Since I wrote that post I gained 50#. I WISH I could get into those 18s! My pants are 20s or 22s my shirts are at least 3X...4X if they are cotton (e.g., prone to shrinking).

I have a serious Diet Coke addiction. And, it does not help with weight loss. I love white cake, white bread, bagels, rolls, white rice, baked potatoes with sour cream...anything white, starchy, and with lots of carbs! I tried a low-carb diet once for a few weeks. I was miserable and in pain (ketosis was doing a number on my kidneys). The Dr told me to not go on those kind of diets. Thank goodness!

I liked Susan Powter's eating plan, and was on that for a while...but she has changed it quite a bit now. I lost LOTS of weight on the 6 Week Body Makeover Diet...I gained: gallstones, hair loss, and eventually, all the weight back! I have tried Jenny Craig (yuck), Weight Watchers (OY! points!), and a bunch of other fad diets.
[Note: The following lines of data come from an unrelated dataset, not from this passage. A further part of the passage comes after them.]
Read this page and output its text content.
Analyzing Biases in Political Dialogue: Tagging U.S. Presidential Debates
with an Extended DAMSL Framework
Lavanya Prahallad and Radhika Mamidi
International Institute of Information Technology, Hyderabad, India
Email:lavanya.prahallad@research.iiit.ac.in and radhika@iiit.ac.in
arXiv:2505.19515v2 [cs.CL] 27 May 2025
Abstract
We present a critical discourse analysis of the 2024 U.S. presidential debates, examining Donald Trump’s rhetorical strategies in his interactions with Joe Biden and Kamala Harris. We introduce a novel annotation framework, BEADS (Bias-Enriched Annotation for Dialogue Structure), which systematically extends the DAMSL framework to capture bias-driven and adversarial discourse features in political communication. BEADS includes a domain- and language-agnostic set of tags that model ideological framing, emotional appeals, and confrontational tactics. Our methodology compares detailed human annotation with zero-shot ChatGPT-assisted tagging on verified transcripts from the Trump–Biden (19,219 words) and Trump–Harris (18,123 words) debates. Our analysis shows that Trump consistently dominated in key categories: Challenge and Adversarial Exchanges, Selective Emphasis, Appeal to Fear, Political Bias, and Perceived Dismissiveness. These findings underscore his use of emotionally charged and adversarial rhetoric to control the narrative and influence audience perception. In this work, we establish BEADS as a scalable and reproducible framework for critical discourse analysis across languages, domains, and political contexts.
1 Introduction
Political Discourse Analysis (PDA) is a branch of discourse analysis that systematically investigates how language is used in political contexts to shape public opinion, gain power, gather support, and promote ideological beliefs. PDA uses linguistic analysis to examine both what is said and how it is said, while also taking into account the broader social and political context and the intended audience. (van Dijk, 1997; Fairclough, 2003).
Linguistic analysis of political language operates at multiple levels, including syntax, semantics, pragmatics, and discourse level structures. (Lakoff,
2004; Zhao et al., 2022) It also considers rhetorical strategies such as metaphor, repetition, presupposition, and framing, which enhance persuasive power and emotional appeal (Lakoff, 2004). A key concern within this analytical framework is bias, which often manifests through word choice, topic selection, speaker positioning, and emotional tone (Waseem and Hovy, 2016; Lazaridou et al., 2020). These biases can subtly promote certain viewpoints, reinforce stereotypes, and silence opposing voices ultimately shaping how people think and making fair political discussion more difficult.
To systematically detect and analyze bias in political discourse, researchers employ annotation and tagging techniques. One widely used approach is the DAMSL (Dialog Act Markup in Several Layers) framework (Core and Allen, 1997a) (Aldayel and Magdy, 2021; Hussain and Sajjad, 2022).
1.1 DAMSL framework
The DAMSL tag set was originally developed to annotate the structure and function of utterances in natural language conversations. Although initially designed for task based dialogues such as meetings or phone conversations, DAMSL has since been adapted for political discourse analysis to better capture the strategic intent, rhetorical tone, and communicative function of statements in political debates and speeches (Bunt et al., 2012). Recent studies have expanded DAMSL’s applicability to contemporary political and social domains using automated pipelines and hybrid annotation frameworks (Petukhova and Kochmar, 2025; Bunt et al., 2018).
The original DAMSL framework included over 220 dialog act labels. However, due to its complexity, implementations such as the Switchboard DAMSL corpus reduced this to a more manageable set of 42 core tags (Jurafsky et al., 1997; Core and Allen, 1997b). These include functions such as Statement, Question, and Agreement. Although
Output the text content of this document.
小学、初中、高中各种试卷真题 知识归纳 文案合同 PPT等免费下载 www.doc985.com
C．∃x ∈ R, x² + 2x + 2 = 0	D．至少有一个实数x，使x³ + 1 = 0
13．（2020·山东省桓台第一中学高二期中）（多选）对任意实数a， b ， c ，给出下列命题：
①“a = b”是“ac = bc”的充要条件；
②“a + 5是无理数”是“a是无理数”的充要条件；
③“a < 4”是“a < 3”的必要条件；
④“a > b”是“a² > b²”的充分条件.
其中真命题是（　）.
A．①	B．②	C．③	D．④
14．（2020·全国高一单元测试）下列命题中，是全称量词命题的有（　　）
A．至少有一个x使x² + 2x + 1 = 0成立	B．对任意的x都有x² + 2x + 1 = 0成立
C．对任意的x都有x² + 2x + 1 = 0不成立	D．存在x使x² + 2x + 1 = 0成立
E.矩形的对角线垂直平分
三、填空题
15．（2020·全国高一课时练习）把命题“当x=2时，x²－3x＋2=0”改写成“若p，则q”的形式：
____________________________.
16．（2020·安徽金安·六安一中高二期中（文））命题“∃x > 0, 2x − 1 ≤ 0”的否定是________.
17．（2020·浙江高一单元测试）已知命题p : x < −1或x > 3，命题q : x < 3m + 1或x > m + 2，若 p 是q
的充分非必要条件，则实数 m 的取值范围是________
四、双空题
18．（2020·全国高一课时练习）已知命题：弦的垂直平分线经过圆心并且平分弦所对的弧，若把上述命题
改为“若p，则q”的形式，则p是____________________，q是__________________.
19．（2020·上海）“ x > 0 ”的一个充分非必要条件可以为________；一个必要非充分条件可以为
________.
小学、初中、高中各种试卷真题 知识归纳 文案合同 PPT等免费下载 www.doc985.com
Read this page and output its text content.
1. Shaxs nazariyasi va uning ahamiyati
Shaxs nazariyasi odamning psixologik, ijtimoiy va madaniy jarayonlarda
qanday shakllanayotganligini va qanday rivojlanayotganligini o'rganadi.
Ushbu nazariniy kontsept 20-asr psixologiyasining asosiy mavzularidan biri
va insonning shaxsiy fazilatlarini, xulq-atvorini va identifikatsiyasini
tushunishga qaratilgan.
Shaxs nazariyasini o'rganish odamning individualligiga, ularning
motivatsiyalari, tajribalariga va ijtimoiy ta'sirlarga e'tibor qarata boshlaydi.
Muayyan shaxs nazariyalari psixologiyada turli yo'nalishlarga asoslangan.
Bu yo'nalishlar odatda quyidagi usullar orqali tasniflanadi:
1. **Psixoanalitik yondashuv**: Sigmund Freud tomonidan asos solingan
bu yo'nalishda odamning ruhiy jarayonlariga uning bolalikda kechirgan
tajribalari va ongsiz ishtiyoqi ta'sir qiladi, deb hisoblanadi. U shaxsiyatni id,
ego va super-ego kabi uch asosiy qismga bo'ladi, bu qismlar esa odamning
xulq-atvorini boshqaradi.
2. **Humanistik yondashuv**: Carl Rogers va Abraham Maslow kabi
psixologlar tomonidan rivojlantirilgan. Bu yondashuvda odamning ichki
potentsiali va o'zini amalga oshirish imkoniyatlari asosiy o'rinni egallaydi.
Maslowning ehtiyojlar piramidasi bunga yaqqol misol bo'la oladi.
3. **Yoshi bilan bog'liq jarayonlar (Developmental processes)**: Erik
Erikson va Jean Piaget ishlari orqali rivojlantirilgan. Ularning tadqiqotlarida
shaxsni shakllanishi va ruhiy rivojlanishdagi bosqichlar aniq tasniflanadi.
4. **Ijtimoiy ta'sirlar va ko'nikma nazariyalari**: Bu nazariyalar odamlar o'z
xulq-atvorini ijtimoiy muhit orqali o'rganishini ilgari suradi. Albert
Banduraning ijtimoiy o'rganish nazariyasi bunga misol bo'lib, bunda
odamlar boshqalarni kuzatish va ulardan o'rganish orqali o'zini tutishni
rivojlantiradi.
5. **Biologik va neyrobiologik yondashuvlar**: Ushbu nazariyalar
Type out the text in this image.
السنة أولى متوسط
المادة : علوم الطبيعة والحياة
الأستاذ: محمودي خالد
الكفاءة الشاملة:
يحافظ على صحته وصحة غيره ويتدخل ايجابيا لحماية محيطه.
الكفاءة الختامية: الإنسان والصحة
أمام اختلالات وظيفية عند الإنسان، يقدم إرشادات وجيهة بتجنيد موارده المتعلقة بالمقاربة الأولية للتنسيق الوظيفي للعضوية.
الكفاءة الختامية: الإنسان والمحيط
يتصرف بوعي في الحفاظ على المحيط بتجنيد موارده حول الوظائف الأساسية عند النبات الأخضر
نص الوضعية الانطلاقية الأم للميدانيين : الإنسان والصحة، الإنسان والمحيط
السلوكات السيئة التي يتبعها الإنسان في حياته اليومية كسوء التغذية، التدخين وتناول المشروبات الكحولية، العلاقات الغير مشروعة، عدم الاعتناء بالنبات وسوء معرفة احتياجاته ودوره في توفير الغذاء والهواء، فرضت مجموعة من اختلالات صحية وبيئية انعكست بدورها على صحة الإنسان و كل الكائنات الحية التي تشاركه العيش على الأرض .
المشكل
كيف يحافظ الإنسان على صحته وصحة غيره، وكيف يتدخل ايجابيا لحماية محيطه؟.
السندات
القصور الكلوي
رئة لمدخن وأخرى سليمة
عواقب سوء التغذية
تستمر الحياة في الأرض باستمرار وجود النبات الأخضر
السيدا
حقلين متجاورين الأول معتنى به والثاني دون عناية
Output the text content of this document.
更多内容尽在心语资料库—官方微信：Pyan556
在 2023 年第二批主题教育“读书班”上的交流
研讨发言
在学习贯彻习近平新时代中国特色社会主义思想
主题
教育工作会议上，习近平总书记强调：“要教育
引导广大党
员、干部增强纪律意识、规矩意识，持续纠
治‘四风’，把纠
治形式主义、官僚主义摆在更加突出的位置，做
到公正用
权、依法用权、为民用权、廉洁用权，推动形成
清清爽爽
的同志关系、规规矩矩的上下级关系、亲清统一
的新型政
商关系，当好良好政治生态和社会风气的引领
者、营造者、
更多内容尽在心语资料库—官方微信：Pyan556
OK, that is just a few of the diets. Why do I need to lose weight? Contrary to popular belief about fat people: my blood work is fine. My cholesterol is SO low (LDL is 76) that I think my Dr thinks I have someone else do my blood work. My BP is consistently low (90/60 range), and my glucose has never been elevated other than during my last pregnancy.

However, I have LOTS of health problems aggravated by weight: the biggy is fibromyalgia (sometimes crippling fatigue and pain). I have terrible GERD, stress incontinence (which is oh so fun), hypothyroidism, and insomnia. Lots of joint problems, especially in my knees and ankles. My Achilles are just shot.

I know that these will improve, if not disappear altogether, if I lose weight. I am tired of not being able to keep up with my kids or not having any clothes (or only having the option of buying UGLY clothes!) My husband loves me, a lot, but I don't think he is attracted to me any longer. He is understanding since he has a weight problem of his own, but I know that I would be a better wife, mother, and just a happier person if I were not burdened by this weight.

So this is my "transparent," so-to-speak, place to come clean with all this. I will try my best to write in this blog everyday. Write what I eat, if I got on that damn ellipitcal machine and worked out or not, whether I binged and why. I plan on really posting my feelings and the reality of fat and weight loss, so don't be surprised by it. Also, I curse. Just a warning. If you are really offended by it, I will warn you right now, I will curse some.

Hopefully, someone will join me in this journey, if not...this is just an online journal, I guess.